Contre la volonté de Meyer, cette dernière orientation philosophique a reçu le sobriquet de fusionnisme en raison de la manière dont elle associait l’accent mis sur la liberté (dans le domaine étatique) à l’accent mis sur la vertu (dans le domaine non étatique).
Rothbard n’était pas d’accord. Il écrit :
« Au cœur de la dispute entre les traditionalistes et les libertariens se trouve la question de la liberté et de la vertu : l’action vertueuse (quelle que soit la définition qu’on lui donne) doit-elle être contrainte, ou doit-elle être laissée au choix libre et volontaire de l’individu ? Frank Meyer était, sur cette question cruciale, carrément dans le camp libertarien. »
Rothbard conclut donc que « la position fusionniste est simplement la position libertarienne », que Frank Meyer n’était pas un fusionniste mais tout simplement un individualiste et un libertarien tranchant, et que le fusionnisme n’est pas une troisième voie, mais simplement le libertarianisme.
Ce n’est certainement pas correct. Alors que le premier pilier de Meyer est pratiquement indiscernable du libertarianisme politique, le fusionnisme se distingue du libertarianisme politique par l’ajout d’un deuxième pilier non négociable. Le mot fusionniste porte une information supplémentaire, identifiant un sous-ensemble de libertariens politiques avec un engagement particulier pour la vertu (et un respect chestertonien pour les clôtures) dans la sphère privée.
C’est bien de souligner qu’il y a de la place pour les fusionnistes du type de Meyer sous le chapiteau libertarien.

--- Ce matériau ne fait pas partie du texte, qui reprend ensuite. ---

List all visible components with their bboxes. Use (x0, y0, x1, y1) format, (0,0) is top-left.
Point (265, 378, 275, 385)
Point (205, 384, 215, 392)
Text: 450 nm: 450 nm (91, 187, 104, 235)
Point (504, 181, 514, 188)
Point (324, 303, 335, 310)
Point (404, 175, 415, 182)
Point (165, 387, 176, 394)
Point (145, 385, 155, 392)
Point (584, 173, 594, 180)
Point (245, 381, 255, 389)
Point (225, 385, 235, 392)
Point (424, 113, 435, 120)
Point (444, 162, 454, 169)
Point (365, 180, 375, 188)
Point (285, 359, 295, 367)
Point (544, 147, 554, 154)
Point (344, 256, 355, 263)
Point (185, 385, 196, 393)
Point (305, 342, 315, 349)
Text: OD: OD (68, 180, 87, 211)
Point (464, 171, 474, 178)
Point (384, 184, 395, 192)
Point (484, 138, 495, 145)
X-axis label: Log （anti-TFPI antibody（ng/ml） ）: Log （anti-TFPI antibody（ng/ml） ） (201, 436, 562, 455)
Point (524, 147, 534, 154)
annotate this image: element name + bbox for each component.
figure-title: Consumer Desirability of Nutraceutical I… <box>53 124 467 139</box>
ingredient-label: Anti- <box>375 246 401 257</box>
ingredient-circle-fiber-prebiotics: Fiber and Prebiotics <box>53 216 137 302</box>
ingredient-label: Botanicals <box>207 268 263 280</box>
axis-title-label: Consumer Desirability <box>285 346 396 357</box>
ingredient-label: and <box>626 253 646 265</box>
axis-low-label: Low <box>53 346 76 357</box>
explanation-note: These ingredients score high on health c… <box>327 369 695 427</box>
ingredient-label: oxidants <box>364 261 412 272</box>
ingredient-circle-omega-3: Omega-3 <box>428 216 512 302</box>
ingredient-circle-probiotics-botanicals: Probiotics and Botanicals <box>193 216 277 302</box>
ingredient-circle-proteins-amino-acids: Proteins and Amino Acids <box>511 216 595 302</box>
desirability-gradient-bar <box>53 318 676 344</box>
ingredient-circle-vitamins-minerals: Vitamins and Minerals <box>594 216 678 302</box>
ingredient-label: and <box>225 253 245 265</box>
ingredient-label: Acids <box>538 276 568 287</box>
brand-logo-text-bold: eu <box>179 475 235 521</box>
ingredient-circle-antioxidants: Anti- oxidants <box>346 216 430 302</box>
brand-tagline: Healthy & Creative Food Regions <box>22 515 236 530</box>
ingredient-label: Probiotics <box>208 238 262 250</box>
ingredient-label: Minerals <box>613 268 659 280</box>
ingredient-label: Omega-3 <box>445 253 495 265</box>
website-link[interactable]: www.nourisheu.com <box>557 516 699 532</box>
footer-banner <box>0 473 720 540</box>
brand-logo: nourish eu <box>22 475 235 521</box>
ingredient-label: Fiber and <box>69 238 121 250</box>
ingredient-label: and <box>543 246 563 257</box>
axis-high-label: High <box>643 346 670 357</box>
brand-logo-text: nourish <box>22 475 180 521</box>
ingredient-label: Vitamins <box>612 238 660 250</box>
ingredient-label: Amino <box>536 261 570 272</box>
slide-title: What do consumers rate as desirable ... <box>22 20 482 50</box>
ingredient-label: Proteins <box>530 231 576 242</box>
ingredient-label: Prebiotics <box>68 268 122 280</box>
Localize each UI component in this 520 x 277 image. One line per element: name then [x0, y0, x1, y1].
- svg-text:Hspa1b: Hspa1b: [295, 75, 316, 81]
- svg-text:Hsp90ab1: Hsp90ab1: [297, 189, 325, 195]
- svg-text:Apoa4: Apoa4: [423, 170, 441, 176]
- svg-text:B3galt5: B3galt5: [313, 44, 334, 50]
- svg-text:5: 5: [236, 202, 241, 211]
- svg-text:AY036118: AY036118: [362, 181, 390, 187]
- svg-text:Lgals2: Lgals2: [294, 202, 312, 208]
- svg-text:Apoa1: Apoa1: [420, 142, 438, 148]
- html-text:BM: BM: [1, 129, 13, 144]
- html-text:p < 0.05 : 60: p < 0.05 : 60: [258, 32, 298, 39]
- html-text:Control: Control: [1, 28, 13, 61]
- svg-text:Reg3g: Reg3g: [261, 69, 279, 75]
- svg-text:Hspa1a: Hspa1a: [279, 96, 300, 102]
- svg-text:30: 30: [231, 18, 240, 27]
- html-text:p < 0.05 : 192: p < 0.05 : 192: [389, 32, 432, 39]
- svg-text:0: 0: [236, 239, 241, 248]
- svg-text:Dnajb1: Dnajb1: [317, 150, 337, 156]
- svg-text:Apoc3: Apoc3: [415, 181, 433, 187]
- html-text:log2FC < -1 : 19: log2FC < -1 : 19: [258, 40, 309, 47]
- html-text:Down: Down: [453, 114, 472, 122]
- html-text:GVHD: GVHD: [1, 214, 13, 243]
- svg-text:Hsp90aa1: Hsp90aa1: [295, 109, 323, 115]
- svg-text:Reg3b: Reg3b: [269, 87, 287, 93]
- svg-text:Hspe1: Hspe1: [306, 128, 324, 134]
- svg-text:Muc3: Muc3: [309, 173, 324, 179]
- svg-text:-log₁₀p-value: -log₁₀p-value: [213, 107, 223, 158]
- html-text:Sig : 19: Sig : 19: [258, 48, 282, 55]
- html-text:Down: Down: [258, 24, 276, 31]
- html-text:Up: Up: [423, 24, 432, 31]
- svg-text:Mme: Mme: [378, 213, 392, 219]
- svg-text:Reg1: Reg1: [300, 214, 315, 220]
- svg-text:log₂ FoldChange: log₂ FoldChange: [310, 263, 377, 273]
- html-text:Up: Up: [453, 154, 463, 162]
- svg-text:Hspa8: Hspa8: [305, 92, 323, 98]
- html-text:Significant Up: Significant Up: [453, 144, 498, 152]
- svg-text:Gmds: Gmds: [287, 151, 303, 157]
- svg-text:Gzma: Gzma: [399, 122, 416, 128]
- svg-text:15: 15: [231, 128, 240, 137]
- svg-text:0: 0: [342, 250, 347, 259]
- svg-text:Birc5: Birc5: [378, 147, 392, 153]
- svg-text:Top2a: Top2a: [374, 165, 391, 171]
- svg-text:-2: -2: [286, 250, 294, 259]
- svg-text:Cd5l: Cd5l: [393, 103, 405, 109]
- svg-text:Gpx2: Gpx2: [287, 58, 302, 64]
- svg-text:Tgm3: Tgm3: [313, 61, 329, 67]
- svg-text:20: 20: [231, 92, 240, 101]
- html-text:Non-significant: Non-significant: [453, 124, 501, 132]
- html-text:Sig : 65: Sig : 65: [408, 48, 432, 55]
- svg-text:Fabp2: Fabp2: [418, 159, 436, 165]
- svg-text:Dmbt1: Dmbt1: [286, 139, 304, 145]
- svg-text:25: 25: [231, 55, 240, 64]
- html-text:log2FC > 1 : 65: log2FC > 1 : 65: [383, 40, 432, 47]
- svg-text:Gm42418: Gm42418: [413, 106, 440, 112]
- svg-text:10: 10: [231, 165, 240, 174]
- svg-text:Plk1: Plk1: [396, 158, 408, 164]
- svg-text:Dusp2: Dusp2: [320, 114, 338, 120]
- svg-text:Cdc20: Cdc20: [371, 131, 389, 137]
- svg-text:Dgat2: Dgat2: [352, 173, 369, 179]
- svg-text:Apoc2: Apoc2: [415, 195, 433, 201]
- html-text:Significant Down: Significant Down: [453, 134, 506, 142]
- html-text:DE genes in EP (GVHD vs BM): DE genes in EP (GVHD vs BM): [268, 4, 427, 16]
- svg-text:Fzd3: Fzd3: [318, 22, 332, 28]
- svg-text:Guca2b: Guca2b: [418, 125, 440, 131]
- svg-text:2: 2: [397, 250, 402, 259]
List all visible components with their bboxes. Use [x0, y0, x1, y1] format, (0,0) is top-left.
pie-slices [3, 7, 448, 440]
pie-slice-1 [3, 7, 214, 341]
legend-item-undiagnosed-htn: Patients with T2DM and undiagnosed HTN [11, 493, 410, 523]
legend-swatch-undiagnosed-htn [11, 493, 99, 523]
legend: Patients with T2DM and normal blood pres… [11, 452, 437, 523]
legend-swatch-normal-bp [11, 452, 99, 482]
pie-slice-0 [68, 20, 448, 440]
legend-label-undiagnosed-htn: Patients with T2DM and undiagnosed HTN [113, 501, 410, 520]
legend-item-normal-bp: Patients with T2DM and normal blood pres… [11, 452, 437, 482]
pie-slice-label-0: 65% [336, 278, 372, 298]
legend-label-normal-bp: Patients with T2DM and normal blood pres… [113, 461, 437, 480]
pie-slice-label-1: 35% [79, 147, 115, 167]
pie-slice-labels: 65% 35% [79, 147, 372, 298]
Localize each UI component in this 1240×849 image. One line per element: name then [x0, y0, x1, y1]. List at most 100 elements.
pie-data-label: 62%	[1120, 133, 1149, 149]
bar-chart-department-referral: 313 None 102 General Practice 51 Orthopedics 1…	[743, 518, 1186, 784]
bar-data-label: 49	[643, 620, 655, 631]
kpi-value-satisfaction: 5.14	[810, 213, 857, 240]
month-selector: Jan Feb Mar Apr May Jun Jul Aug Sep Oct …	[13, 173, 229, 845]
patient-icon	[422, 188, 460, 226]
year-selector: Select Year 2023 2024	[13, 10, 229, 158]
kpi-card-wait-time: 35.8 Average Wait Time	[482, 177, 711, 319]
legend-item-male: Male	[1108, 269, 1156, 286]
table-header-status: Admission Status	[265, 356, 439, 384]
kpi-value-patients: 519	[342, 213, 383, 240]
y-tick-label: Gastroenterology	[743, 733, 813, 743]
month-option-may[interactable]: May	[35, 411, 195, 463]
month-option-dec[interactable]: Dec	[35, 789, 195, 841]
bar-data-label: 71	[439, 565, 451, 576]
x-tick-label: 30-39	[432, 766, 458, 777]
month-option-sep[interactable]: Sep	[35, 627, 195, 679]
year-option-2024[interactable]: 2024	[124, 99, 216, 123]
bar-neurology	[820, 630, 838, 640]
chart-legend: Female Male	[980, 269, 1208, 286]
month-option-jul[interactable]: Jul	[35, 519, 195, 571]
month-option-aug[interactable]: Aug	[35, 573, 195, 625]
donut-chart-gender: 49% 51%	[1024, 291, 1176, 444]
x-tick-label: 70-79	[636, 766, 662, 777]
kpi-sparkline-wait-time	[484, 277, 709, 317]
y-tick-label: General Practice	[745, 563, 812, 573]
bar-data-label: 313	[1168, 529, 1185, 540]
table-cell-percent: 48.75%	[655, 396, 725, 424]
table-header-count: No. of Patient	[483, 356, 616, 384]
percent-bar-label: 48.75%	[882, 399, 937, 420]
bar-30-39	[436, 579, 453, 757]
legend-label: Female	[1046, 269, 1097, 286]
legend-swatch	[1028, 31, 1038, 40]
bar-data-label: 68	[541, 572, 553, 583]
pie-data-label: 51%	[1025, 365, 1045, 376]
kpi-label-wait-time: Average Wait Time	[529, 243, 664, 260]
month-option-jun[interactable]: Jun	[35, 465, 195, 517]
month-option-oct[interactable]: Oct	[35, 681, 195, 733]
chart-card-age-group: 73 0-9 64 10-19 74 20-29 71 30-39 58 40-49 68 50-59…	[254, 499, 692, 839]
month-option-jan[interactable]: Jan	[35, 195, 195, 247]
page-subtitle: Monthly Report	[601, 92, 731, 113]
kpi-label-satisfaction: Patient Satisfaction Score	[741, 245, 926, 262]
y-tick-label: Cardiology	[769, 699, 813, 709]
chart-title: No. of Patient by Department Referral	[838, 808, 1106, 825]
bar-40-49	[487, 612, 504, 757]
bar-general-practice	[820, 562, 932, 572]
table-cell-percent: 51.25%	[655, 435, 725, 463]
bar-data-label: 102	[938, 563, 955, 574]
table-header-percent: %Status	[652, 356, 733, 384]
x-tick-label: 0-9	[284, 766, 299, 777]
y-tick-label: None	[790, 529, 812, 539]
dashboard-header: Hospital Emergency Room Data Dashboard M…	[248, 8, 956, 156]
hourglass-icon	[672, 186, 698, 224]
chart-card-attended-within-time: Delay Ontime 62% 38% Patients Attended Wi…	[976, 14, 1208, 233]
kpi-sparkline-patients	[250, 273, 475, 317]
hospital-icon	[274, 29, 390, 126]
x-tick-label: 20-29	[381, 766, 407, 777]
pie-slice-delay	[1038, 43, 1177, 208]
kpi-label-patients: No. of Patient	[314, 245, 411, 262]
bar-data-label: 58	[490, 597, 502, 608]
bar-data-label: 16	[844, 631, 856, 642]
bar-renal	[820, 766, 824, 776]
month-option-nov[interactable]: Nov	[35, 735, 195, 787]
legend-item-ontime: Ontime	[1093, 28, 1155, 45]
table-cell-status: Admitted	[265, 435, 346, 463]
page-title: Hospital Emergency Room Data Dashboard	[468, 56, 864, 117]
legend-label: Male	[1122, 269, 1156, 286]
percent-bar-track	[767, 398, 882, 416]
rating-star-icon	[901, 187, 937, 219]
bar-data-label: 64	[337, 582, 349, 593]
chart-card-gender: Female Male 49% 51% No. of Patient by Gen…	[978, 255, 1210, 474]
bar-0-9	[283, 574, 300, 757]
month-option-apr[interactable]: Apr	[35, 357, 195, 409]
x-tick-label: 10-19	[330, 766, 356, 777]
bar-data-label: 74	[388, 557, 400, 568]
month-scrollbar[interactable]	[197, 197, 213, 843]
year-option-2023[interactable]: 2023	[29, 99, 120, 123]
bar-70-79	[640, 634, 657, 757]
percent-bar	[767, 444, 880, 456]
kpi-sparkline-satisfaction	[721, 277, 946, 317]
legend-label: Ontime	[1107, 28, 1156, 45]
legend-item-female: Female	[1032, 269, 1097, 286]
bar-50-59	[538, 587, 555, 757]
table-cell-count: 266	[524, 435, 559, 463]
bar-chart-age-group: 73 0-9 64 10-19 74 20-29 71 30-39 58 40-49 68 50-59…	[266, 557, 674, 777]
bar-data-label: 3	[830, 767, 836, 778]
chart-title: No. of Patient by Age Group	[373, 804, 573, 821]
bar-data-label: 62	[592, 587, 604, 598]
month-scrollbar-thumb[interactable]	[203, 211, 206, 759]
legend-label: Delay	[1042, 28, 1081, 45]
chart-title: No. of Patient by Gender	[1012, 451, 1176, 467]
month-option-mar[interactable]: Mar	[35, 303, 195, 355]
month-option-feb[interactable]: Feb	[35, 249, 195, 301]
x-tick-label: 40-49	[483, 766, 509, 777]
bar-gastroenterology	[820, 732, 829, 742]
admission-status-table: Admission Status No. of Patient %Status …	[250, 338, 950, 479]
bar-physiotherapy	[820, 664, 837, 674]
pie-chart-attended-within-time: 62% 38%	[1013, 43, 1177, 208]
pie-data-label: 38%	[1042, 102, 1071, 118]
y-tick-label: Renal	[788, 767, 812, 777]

Moi aussi, je veux que mes amis conservateurs attachés à l’État minimal sachent qu’ils ont une place dans le mouvement libertarien s’ils le souhaitent, en particulier alors que le mouvement conservateur poursuit son effrayante dérive post-libérale.
Mais Rothbard semble penser qu’il peut utiliser de la fumée et des miroirs pour effacer de la vue les libertariens complets, en écrivant, par exemple, que « seul un imbécile pourrait jamais soutenir que la liberté est le plus haut ou même le seul principe ou fin de la vie ». Cette affirmation, qui surprendrait bon nombre de mes associés, rappelle de manière poignante pourquoi Rothbard est considéré comme le libertarien le moins aimé de nombreux libertariens.
En vérité, il existe une grande variété de libertarianismes. Pour le meilleur ou pour le pire, notre grande tente a toujours contenu un mélange désordonné d’opinions. Alors faites le tour des stands et voyez ce qui vous attire. Bienvenue dans le spectacle.